How data is partitioned in Dynamo

Dynamo is a highly available key-value store developed by Amazon for their internal use. It provides a flexible design to let applications choose their desired level of availability and consistency.

Data partitioning

At a high level, Dynamo is a Distributed Hash Table (DHT) that is replicated across a cluster of servers for high availability and fault tolerance.

Dynamo uses Consistent Hashing to distribute its data among nodes. Consistent hashing also provides scalability, which means it is easy to add or remove nodes from a Dynamo cluster.
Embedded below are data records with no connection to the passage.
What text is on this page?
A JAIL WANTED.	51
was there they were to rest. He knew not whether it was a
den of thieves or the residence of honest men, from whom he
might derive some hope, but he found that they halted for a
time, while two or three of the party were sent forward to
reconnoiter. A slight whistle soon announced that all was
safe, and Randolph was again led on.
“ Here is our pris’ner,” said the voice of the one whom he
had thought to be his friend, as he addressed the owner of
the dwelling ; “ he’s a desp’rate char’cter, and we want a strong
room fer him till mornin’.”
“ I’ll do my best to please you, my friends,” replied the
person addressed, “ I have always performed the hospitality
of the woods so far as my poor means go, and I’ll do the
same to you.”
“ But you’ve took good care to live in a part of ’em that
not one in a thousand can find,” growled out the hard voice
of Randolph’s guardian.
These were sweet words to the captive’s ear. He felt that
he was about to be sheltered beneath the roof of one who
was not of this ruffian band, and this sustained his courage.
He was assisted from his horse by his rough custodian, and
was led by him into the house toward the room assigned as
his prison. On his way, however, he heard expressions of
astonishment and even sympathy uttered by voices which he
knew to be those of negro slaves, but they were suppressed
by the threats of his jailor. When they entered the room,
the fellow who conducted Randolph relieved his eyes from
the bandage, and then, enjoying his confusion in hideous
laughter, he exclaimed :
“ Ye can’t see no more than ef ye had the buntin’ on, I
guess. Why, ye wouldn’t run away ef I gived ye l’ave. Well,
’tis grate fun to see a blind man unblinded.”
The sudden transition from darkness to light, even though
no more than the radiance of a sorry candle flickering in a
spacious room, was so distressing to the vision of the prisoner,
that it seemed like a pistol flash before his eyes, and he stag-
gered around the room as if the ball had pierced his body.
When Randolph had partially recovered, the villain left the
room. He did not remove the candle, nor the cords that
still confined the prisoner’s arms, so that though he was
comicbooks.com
There are two important aspects that we need to address while distributing data:

  • How to determine the node on which the piece of data will be stored.
  • The design of a protocol that describes how data would be moved if a new node joins or an existing node is removed from the system. Furthermore, how can data movement upon joining and removal of nodes be minimized?

Consistent hashing

The key idea behind consistent hashing is that every record and server is mapped on the unit circle. Each record is then assigned to the first server that appears on the circle in a clockwise direction. This way, each node in the ring is responsible for a range of data. Dynamo uses the consistent hashing algorithm to determine what row is stored to what node. Here is an example of the consistent hashing ring:

Consistent hash ring

In the diagram above, we have a hash range of 1-100. This means that the data items with a hash in the range 1-100 will be stored in the above system.

Data is divided equally by the four nodes in the system above. All data in the range 1-25 is stored at server A, and so on.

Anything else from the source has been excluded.